L'uomo che consuma nell'inquietudine della società liquida (L'Unione Sarda, 24 dicembre 2008)

erickson Si inseguno nei fast food, si cercano con gli sms, si trovano su facebook, si perdono nei centri commerciali, si riconoscono nelle pubblicità. Sono gli umani moderni, la “società liquida”, come la definisce il sociologo polacco Zygmunt Bauman nel volume «Homo consumens. Lo sciame inquieto dei consumatori e la miseria degli esclusi» (Erickson, 2007, 101 pagine, 10 euro). Bauman esplora l’agire umano (presumibilmente) libero e quindi terribilmente fragile, scavando impietoso fino al nocciolo del problema: l’insoddisfazione. Un problema che viene affrontato, in questi giorni, con la corsa ai regali, spesso trasformata da genuino scambio d’affetto in fattore di pressione sociale completamente spoglio di ogni spontaneità.
«La società dei consumatori – scrive Bauman nel capitolo “Lo sciame inquieto” – aspira alla gratificazione dei desideri più di qualsiasi altro tipo di società del passato, ma tale gratificazione deve rimanere una promessa. Il desiderio deve rimanere insoddisfatto perché finché il cliente non è soddisfatto sentirà il bisogno di acquistare qualcosa di nuovo e diverso».
Ecco spuntare un mare di frustrazioni: «Impegnati a guadagnare di più. Per potersi permettere le cose di cui sentono di aver bisogno per il proprio benessere, le donne e gli uomini di oggi hanno meno tempo per la reciproca empatia, e per confrontarsi apertamente, sia pure, talvolta, in modo sofferto e faticoso, sui reciproci problemi e fraintendimenti; meno ancora avranno tempo per risolverli». Così, a chiudere la spirale consumistica, uomini e donne cercano di rimediare la carenza di attenzione regalando qualcosa, cioè “materializzando” il proprio amore.
Ma l’insoddisfazione permanente, oltre al consumo compulsivo trova rassicurazione (temporanea), anche con altri metodi. Quali? Ce lo spiega la psicoanalista newyorkese Louise J. Kaplan nel volume «Falsi idoli. Le culture del feticismo» (Erickson, 2008, 184 pagine, euro 21,50).

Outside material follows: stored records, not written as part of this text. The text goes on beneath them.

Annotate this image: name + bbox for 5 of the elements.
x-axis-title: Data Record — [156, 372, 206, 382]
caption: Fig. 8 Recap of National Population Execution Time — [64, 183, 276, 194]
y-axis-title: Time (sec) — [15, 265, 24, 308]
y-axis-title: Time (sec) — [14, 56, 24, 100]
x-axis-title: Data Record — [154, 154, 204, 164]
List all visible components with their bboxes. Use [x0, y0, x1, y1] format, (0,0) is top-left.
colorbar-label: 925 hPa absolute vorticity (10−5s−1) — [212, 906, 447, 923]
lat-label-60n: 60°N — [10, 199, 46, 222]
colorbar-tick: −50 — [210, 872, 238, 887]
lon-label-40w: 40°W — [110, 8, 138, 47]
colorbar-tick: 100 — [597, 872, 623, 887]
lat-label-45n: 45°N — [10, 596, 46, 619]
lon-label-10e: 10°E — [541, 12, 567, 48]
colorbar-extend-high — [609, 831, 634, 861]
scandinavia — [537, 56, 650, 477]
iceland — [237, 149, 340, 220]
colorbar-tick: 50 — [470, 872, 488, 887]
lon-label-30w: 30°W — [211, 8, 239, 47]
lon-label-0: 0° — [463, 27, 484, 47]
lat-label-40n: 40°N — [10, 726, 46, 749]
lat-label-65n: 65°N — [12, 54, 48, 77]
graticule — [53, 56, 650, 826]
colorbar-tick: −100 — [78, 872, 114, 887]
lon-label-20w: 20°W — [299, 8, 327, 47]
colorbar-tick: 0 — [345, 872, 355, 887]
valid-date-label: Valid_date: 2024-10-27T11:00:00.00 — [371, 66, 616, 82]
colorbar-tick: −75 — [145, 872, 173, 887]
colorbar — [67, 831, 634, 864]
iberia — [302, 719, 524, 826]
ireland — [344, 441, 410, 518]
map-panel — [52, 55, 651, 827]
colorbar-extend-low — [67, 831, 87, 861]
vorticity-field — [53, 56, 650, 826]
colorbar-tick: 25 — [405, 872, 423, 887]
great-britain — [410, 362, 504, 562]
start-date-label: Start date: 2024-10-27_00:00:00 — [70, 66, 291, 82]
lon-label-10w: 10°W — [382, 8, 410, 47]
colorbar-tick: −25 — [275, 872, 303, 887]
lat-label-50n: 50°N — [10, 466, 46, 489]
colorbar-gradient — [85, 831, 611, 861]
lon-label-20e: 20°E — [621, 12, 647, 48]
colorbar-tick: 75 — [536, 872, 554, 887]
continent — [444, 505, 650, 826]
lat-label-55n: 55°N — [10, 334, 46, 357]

«Tutti gli oggetti materiali – spiega l’autrice – che sono tenuti in alta considerazione e che sono ricercati come se non si potesse farne a meno sono feticci». L’elenco comprende ovviamente i cellulari e loro accessori, gli iPod, i SUV, i tatuaggi, ma anche gli utensili da cucina e le borse di Prada: tutte cose incaricate di colmare il doppio vuoto: quello dell’identità e quello delle relazioni. Louise J. Kaplan analizza anche la teoria del feticismo delle merci di Marx e alcuni aspetti distruttivi del progresso tecnologico. E, come in una raccolta differenziata del buongusto, cadono nel cassonetto dei feticci anche l’uso del corpo femminile nel cinema e nella televisione, la riduzione del confine fra umani e robot e il travaso di modelli (superficiali) dai reality show alle vite reali. Ma, per fortuna, non tutti i feticci vengono per nuocere: «la strategia feticista – conclude l’autrice – non è né completamente buona né completamente cattiva perché serve anche a proteggerci dalla violenza della distruzione».
La lettura dei due volumi potrà aiutare a decodificare, e quindi a vivere meglio, l’attuale atmosfera da felicità forzata e le continue sollecitazioni mediatiche e pubblicitarie che spingono all’acquisto e al soddisfacimento di bisogni creati apposta per le festività natalizie.